The paper addresses a key limitation of diffusion distillation methods like Distribution Matching Distillation (DMD): they can improve sampling speed but may degrade generation quality.
It argues that simply combining reinforcement learning (RL) with distillation can produce unreliable and conflicting reward signals because raw sample evaluation is noisy and misaligned with the distillation trajectory.
To fix this, the authors propose GDMD (Guiding Distribution Matching Distillation), which changes the reward mechanism to prioritize distillation gradients rather than raw pixel outputs.

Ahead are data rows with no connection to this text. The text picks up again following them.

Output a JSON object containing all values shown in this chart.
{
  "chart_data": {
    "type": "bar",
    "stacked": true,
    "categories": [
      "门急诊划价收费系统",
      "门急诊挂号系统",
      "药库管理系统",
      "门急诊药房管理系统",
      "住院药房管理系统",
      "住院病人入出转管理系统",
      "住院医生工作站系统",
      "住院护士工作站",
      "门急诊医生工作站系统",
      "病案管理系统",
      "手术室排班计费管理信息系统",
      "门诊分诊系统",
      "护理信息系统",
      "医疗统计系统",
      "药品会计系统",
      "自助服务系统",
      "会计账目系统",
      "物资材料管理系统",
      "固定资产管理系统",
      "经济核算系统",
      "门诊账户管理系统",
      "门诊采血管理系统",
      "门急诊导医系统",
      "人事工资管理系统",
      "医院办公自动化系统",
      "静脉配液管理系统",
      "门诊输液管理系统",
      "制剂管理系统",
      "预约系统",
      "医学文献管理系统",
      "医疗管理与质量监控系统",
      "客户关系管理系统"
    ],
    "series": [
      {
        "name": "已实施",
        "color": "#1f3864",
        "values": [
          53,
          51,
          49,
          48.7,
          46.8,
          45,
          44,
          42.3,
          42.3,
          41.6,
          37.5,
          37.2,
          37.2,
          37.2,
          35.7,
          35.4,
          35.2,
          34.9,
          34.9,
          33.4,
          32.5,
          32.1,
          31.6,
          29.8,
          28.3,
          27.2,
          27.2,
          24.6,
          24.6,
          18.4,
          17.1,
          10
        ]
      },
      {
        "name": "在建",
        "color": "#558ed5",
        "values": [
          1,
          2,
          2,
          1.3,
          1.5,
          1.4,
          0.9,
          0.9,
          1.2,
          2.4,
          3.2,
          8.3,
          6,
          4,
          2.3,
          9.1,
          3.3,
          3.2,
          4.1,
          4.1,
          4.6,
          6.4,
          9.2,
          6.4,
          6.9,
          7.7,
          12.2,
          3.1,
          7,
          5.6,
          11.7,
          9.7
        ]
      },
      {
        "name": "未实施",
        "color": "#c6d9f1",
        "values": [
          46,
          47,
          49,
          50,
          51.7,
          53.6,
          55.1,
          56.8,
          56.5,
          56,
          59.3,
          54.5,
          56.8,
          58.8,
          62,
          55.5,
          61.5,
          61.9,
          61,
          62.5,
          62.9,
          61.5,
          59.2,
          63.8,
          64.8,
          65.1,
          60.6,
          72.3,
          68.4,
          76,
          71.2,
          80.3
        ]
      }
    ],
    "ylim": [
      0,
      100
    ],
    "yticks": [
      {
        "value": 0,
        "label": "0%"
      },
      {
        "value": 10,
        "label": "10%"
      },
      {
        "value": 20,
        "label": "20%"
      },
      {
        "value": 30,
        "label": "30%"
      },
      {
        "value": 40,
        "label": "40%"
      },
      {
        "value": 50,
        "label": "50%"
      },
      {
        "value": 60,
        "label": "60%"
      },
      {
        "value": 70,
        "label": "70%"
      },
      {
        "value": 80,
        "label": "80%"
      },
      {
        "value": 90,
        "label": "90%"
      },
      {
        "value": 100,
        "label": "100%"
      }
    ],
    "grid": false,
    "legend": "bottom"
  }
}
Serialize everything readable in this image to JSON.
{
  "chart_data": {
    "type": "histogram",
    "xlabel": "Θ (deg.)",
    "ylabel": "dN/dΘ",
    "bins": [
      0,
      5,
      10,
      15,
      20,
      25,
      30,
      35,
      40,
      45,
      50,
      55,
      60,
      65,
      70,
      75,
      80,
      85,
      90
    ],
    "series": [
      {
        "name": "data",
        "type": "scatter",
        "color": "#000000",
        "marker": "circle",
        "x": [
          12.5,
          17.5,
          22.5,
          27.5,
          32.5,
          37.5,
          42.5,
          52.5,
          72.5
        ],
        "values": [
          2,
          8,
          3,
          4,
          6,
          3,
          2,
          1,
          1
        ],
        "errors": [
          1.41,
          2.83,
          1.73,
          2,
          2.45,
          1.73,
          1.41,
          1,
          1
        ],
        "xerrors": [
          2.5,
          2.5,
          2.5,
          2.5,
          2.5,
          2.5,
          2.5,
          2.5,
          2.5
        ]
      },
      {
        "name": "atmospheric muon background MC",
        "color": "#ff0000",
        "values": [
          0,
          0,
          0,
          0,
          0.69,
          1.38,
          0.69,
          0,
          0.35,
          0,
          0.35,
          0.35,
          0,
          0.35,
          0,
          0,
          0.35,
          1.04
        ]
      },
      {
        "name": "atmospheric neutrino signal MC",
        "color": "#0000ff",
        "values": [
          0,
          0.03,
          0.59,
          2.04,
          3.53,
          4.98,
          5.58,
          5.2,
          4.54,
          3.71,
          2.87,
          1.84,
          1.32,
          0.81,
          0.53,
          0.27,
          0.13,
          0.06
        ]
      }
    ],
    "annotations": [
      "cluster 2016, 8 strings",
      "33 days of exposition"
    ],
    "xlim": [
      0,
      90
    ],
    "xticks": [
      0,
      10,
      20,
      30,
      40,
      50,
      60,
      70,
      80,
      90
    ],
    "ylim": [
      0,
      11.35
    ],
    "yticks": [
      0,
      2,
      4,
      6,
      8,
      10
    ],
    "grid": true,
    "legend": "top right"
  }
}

By reinterpreting DMD gradients as implicit target tensors, GDMD lets existing reward models evaluate the quality of distillation updates directly and uses gradient-level guidance as adaptive weighting to prevent optimization divergence.
Experiments report a new state of the art in few-step generation, with 4-step models outperforming their multi-step teachers and beating prior DMD/R results across GenEval and human-preference metrics, with strong scalability potential.

Abstract

Diffusion distillation, exemplified by Distribution Matching Distillation (DMD), has shown great promise in few-step generation but often sacrifices quality for sampling speed. While integrating Reinforcement Learning (RL) into distillation offers potential, a naive fusion of these two objectives relies on suboptimal raw sample evaluation. This sample-based scoring creates inherent conflicts with the distillation trajectory and produces unreliable rewards due to the noisy nature of early-stage generation. To overcome these limitations, we propose GDMD, a novel framework that redefines the reward mechanism by prioritizing distillation gradients over raw pixel outputs as the primary signal for optimization. By reinterpreting the DMD gradients as implicit target tensors, our framework enables existing reward models to directly evaluate the quality of distillation updates. This gradient-level guidance functions as an adaptive weighting that synchronizes the RL policy with the distillation objective, effectively neutralizing optimization divergence. Empirical results show that GDMD sets a new SOTA for few-step generation. Specifically, our 4-step models outperform the quality of their multi-step teacher and substantially exceed previous DMDR results in GenEval and human-preference metrics, exhibiting strong scalability potential.